With more than 100 players in COVID health and safety protocols and the omicron variant spreading like wild fire, the NBA and the players union reached an agreement to having new rules aimed at helping teams field fuller rosters and helping the league avoid postponements.

Teams are permitted to sign one replacement player for each player who tests positive for COVID-19, and are required to sign at least one replacement player if two test positive, at least two replacement players if three test positive and at least three if four or more test positive.

The new rules, which will be in effect until Jan. 19, stipulate that replacement players’ salaries will not count toward the salary cap or luxury tax. When a team has multiple COVID cases on its roster and must sign a replacement, the player must be available by the beginning of its next game.

 

SAVING THE DAY, A LA ISO-JOE
Among the highest-profile players to return is seven-time All-Star Joe Johnson, 40, who came out of retirement to play for the Boston Celtics, and befitting his nickname of “iso Joe,” scored his first basket back on an isolation jumper in a victory over the Cleveland Cavaliers last Wednesday.

 

OTHER PLAYERS SIGNED TO 10-DAY CONTRACTS
The Celtics also signed C.J. Miles, 34, a swingman who had been out of the league since the 2019-20 season after a 16-year career.

Two-time All-Star Isaiah Thomas, 32, who had last played in the league on a 10-day contract with the New Orleans Pelicans last season, was signed by the Lakers last week and dropped in 19 points in 22 minutes in his first game.

Lance Stephenson, out of the NBA since 2019, not only returned but played 23 minutes for a depleted Hawks team. Stephenson also got an ovation upon his return.

 

HOW TEAMS ADJUST AMID A RELENTLESS PANDEMIC

For an NBA game to be played, the teams locking horns are required to have, at least, eight players available for selection. The league has postponed nine games this season, and several teams have played severely shorthanded.
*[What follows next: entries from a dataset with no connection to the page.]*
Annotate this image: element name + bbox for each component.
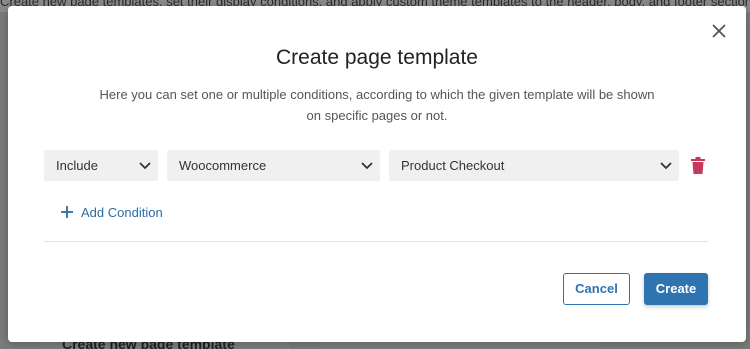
condition-type-value: Include	[56, 158, 98, 173]
plus-icon	[61, 206, 73, 218]
modal-description: Here you can set one or multiple conditi…	[99, 87, 655, 123]
divider	[44, 241, 708, 242]
condition-page-value: Product Checkout	[401, 158, 505, 173]
close-button[interactable]	[710, 22, 728, 40]
trash-icon	[691, 157, 705, 174]
chevron-down-icon	[139, 162, 151, 170]
add-condition-button[interactable]: Add Condition	[60, 203, 163, 221]
condition-page-select[interactable]: Product Checkout	[389, 150, 679, 181]
close-icon	[712, 24, 726, 38]
add-condition-label: Add Condition	[81, 204, 163, 220]
condition-category-value: Woocommerce	[179, 158, 267, 173]
delete-condition-button[interactable]	[691, 157, 705, 174]
chevron-down-icon	[361, 162, 373, 170]
condition-type-select[interactable]: Include	[44, 150, 158, 181]
create-button[interactable]: Create	[644, 273, 708, 305]
cancel-button[interactable]: Cancel	[563, 273, 630, 305]
condition-category-select[interactable]: Woocommerce	[167, 150, 380, 181]
chevron-down-icon	[660, 162, 672, 170]
create-template-modal: Create page template Here you can set on…	[8, 6, 746, 342]
modal-title: Create page template	[276, 46, 478, 69]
Before the rule changes took effect, there had already been a wave of signings using the hardship exception, which allows a team to temporarily bypass the roster limit. In one particularly fascinating case, the Chicago Bulls signed Stanley Johnson to a 10-day contract on December 9, only for him to test positive two days later, to which coach Billy Donovan said, “We need a hardship for a hardship right now.” The Bulls only played one game before Johnson’s 10-day expired, the result of two postponements, and he was inactive for it, isolating in accordance with health and safety protocols.

 

TURNING THE BEND
Most NBA teams have gotten through the worst of their COVID issues, but the Clippers just lost Paul George (sore elbow) to an injury for several weeks, the Warriors have been missing Jordan Poole, Andrew Wiggins, and Damion Lee (COVID); and the Nuggets are already without two of their three best players as Jamal Murray and Michael Porter Jr. recover from injuries.

On the flipside, the Warriors are edging closer to having Klay Thompson and James Wiseman on the court for the first time this season, and Kyrie Irving should emerge from quarantine after the Nets’ current road trip, which ended Monday night. He will be eligible to play on January 5 when Brooklyn travels to Indiana.

 

LOOKING FORWARD TO THE FUTURE
It is a few days before 2022, and as cold as winter gets, spring will eventually arrive and things will warm up. Let’s just hope that what we have seen in December is not meant to prep us for more of the same in January February, and March.

Hopefully, health and normalcy will return to the league, and guys like Johnson, Thomas and Stephenson may be out again and knocking on teams’ doors, trying to get a chance. But at the moment, they have been a ray of sunshine, hope and a nice trip down memory lane in an otherwise lull sports world.

If for any reason that does turn out to be the case, then the unlikely G League influx and showcase might simply continue to keep the 2021/22 season of the NBA afloat.